One of the problems voiced by me as well as Ralph's managers is that he's asking me to build things that no one asks for. He's really doing speculative development, which isn't bad if it's small things like workflow changes, or helpful features, but when it's wholesale new data sets and features, it can cause problems. Such was the case this morning.
I have written a new component to the web app, and it's based on data that we can't possibly hold right now. We've had a database on order for months, memory on order for weeks, and it's taking a long time to get these things in house and installed. While I don't resent any of that, I do resent the idea that Ralph expects me to write the new features on hardware we don't have.

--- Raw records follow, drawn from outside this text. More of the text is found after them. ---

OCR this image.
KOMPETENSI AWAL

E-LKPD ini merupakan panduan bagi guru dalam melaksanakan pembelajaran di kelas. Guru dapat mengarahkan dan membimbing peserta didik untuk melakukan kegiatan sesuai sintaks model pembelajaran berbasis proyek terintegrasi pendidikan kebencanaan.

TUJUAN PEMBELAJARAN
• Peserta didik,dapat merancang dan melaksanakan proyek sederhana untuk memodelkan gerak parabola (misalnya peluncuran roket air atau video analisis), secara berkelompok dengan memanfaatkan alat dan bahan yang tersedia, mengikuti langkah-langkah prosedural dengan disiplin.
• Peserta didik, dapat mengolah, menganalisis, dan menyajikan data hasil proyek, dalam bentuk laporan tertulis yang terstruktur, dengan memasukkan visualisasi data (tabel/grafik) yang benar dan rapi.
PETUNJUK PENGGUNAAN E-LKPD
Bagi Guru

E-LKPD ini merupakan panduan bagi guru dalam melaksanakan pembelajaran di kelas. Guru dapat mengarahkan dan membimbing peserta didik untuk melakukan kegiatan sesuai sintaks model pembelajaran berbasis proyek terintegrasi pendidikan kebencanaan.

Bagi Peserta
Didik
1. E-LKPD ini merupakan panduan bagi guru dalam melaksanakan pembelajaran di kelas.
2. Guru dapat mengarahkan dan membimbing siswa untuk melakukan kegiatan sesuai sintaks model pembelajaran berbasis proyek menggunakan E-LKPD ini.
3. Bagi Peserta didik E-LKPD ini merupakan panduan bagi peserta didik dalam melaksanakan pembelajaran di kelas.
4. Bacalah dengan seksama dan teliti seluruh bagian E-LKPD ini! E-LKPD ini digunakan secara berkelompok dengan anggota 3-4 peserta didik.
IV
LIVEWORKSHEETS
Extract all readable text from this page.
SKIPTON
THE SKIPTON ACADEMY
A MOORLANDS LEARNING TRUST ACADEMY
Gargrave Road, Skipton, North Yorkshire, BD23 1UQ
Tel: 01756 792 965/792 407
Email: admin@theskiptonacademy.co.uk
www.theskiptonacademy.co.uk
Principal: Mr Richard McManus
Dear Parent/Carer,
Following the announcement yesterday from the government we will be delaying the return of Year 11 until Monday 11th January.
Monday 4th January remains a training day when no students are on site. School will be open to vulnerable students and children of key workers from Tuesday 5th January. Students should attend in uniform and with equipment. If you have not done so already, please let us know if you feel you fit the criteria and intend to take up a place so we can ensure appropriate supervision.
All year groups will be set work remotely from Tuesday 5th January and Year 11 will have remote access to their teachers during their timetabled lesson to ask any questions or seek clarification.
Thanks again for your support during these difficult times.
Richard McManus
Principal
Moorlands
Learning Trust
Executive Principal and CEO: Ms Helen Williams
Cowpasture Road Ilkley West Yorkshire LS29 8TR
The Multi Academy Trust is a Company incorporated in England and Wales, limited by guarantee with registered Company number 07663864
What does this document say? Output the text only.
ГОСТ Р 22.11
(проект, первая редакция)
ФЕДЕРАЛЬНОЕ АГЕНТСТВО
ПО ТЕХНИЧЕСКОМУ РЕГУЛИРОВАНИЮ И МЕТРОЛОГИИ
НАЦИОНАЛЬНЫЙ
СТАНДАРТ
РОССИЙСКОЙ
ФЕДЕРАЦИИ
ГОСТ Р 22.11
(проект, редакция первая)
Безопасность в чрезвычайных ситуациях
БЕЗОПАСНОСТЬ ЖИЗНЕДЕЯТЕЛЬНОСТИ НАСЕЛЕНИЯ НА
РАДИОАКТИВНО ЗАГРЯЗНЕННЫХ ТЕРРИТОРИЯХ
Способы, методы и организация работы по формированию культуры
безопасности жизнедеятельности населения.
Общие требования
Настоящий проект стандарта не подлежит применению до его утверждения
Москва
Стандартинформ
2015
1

It's not really a compliment, it's an annoyance. It's arrogance on his part, because I'm telling him not to push, but he's saying "do it anyway". The result is, of course, that I'm doing the best I can, but on very limited data sets, so that when he looks at my work, it's all about "now switch it to this one... now this one..." in order to get the value without having to do his job of tracking down the acquisition of resources.
But I try to let that pass because, in the end, he's made my life easier for having made it clear I can't work with him long-term.

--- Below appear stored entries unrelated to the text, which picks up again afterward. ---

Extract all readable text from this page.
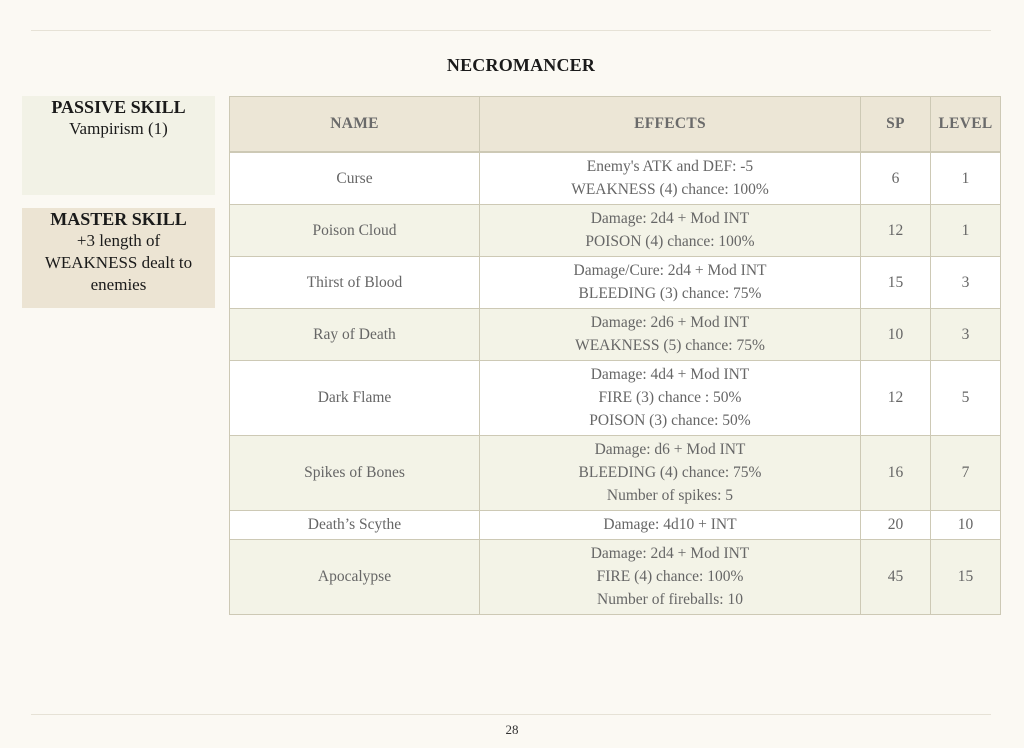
NECROMANCER
PASSIVE SKILL
Vampirism (1)
MASTER SKILL
+3 length of
WEAKNESS dealt to
enemies
NAME	EFFECTS	SP	LEVEL
Curse	Enemy's ATK and DEF: -5
WEAKNESS (4) chance: 100%	6	1
Poison Cloud	Damage: 2d4 + Mod INT
POISON (4) chance: 100%	12	1
Thirst of Blood	Damage/Cure: 2d4 + Mod INT
BLEEDING (3) chance: 75%	15	3
Ray of Death	Damage: 2d6 + Mod INT
WEAKNESS (5) chance: 75%	10	3
Dark Flame	Damage: 4d4 + Mod INT
FIRE (3) chance : 50%
POISON (3) chance: 50%	12	5
Spikes of Bones	Damage: d6 + Mod INT
BLEEDING (4) chance: 75%
Number of spikes: 5	16	7
Death’s Scythe	Damage: 4d10 + INT	20	10
Apocalypse	Damage: 2d4 + Mod INT
FIRE (4) chance: 100%
Number of fireballs: 10	45	15
28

But when it rains, it pours.
His next brilliant idea is marketing.
He believes that we need to work to get more folks in The Shop using the application we have developed. Now technically, he agrees that the only customers we have are very satisfied with the work we've done, but that's not good enough. Still, if someone outside our customer group asks for something, I do my best to provide it to them. Again, that's not enough. His next goal is to get user who don't need our application to use it.
He wants is to market the application to internal users.
Now if this mattered to our group's existence, I'd say "OK, let's get out the mass-mailers", but it doesn't. In fact, Ralph has already been accused of doing too much with the platform by his managers. We have already gotten rave reviews by everyone, but still that's not enough.
I'm convinced it's about visibility and recognition. I can see that Ralph can't get enough of either, but I have no idea what happened in his past to make him this way. What I can say is that I'm all for new users using my stuff. I think that's great. But I've done marketing. I'll do some, but that's not what I'm going to want to do for several hours every week. I'd rather be talking to our real users and seeing if I can help them.
It's hard to get excited about your job when you're in a situation like this.